City council has given the Nelson Civic Theatre Society four more months to work on the details of proposal.
An in-camera motion which was released to the public at Monday’s council meeting read the society has been given four months to conduct feasibility work and further business planning, raise initial funds, and consult with the broader community.
“We’re excited that we have something to move forward with,” society member Anne DeGrace told the Star, even though she had not yet heard from the City about the motion.
The proposal presented to council by the theatre society said they would conduct a feasibility study upon acceptance.
“We recognize that in that incredibly short time frame, with so many unknowns about the building and so much to research, in that short time frame we weren’t going to be as diligent and as thorough as we would have wished,” she said.
The group is hoping they will be able to complete the study in less than four months with the goal to have a theatre in Nelson sooner rather than later.
“We are feeling more optimistic after seeing the motion,” she said. “We were optimistic when we put in the proposal, but we are more optimistic now having something concrete to work with. As a group, that is pretty validating for the hard work we have put in so far. We are excited. As with anything this answer raises more questions: How does the city want to move forward precisely? That is something we need to find out and we are looking forward to that conversation.”
Council has also received a proposal by the Downtown Athletic Club, which DeGrace thinks may have triggered the request for proposal process.
“We’re two groups that have a different vision for the space, but we both want what’s best for our community. There is not animosity there, there is just another vision,” she said. “We simply responded to that. Our proposal was what we came up with and it was up to the city to decide. I really hope that the squash and climbing folks will find a home because they are part of our community too.”
Pat Hodgson who is part of the Downtown Athletic Club and a member of the squash club said they need to consider other options.

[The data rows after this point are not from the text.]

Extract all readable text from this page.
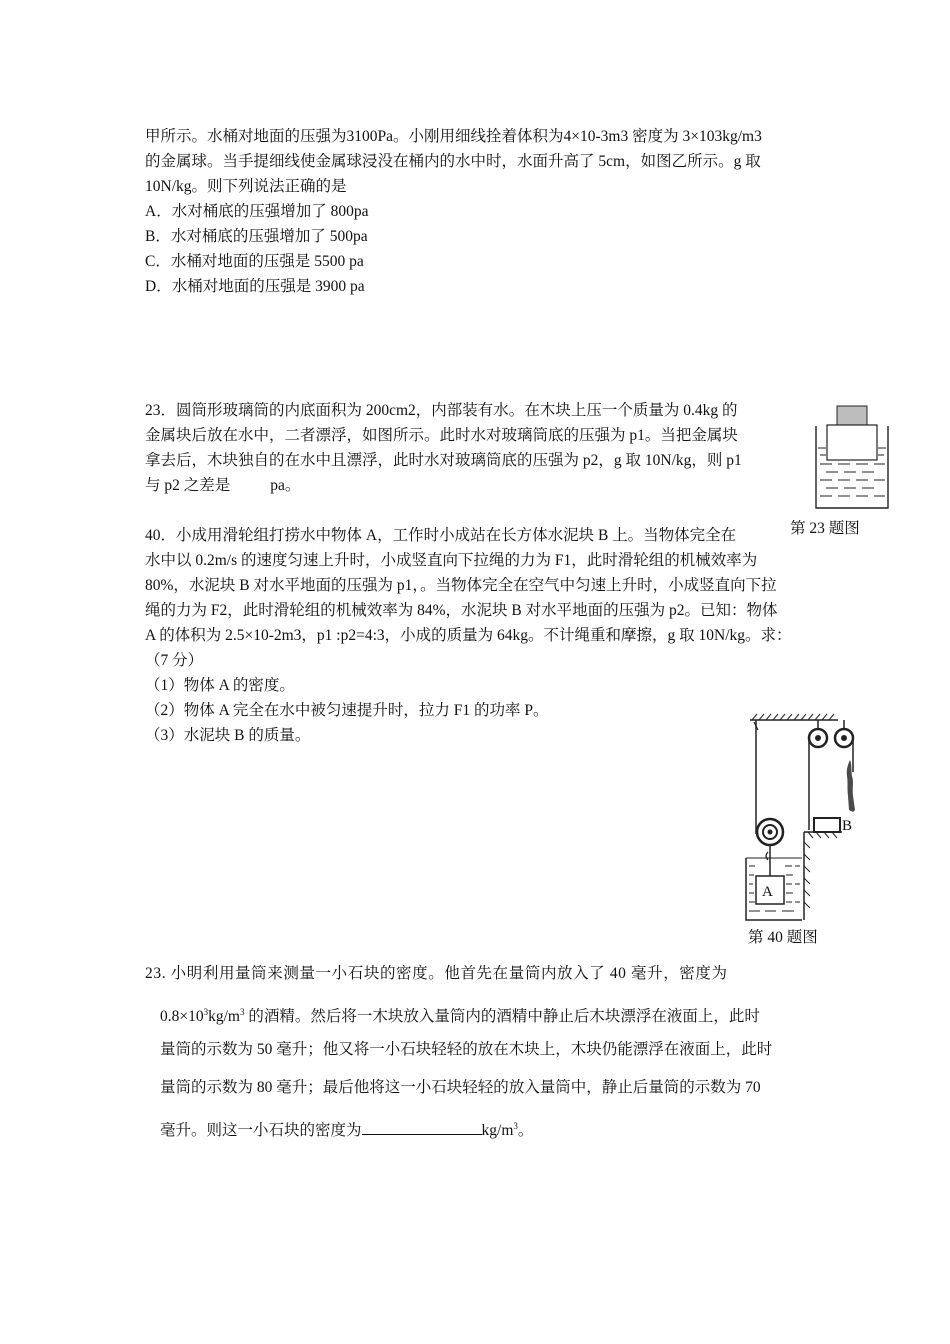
甲所示。水桶对地面的压强为3100Pa。小刚用细线拴着体积为4×10-3m3 密度为 3×103kg/m3
的金属球。当手提细线使金属球浸没在桶内的水中时，水面升高了 5cm，如图乙所示。g 取
10N/kg。则下列说法正确的是
A．水对桶底的压强增加了 800pa
B．水对桶底的压强增加了 500pa
C．水桶对地面的压强是 5500 pa
D．水桶对地面的压强是 3900 pa
23．圆筒形玻璃筒的内底面积为 200cm2，内部装有水。在木块上压一个质量为 0.4kg 的
金属块后放在水中，二者漂浮，如图所示。此时水对玻璃筒底的压强为 p1。当把金属块
拿去后，木块独自的在水中且漂浮，此时水对玻璃筒底的压强为 p2，g 取 10N/kg，则 p1
与 p2 之差是	pa。
第 23 题图
40．小成用滑轮组打捞水中物体 A，工作时小成站在长方体水泥块 B 上。当物体完全在
水中以 0.2m/s 的速度匀速上升时，小成竖直向下拉绳的力为 F1，此时滑轮组的机械效率为
80%，水泥块 B 对水平地面的压强为 p1，。当物体完全在空气中匀速上升时，小成竖直向下拉
绳的力为 F2，此时滑轮组的机械效率为 84%，水泥块 B 对水平地面的压强为 p2。已知：物体
A 的体积为 2.5×10-2m3，p1 :p2=4:3，小成的质量为 64kg。不计绳重和摩擦，g 取 10N/kg。求：
（7 分）
（1）物体 A 的密度。
（2）物体 A 完全在水中被匀速提升时，拉力 F1 的功率 P。
（3）水泥块 B 的质量。
A
B
第 40 题图
23. 小明利用量筒来测量一小石块的密度。他首先在量筒内放入了 40 毫升，密度为
$0.8\times 10^3kg/m^3$ 的酒精。然后将一木块放入量筒内的酒精中静止后木块漂浮在液面上，此时
量筒的示数为 50 毫升；他又将一小石块轻轻的放在木块上，木块仍能漂浮在液面上，此时
量筒的示数为 80 毫升；最后他将这一小石块轻轻的放入量筒中，静止后量筒的示数为 70
毫升。则这一小石块的密度为	$kg/m^3$。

“When we entered into this whole process to try and use the Civic Theatre, we weren’t so naïve to think that there wouldn’t be some heavy element of political involvement in the decision making process,” he said. “I think that we had kind of hoped that that political involvement had taken place when the request for proposal process had been extended by a month. What we were hoping for at the close of the request for proposal process was a decision from council and that didn’t happen.”
The Athletic Club’s plans for the Civic Theatre space includes squash courts, a climbing gym and the possibility for facilities like a basketball court.
“We are certainly disappointed with the route that council decided to go, but we’re not necessarily surprised by it,” said Hodgson. “What we had really hoped for was that this process would have taken the two proposals that were put forth and would be decided on the merits of both.”
Like DeGrace, Hodgson feels the feasibility study could be done in less than four months.
“We kind of figured that 30 days or 60 days would have been the number that they would have used and we feel that the four month extension is excessive for what they are trying to accomplish,” he said. “My understanding of the extension is to allow them to sign up memberships and get some money from membership fees and to come up with a business plan. We don’t think it should take four months to do that. If the residents of the Nelson area are as committed with their wallets to the theatre as they are with their hearts, they should be able to get those memberships in a much shorter period of time than four months.”
The Nelson Civic Theatre Society has until October 15 to complete their feasibility study, further business planning, raise initial funds and consult with the broader community.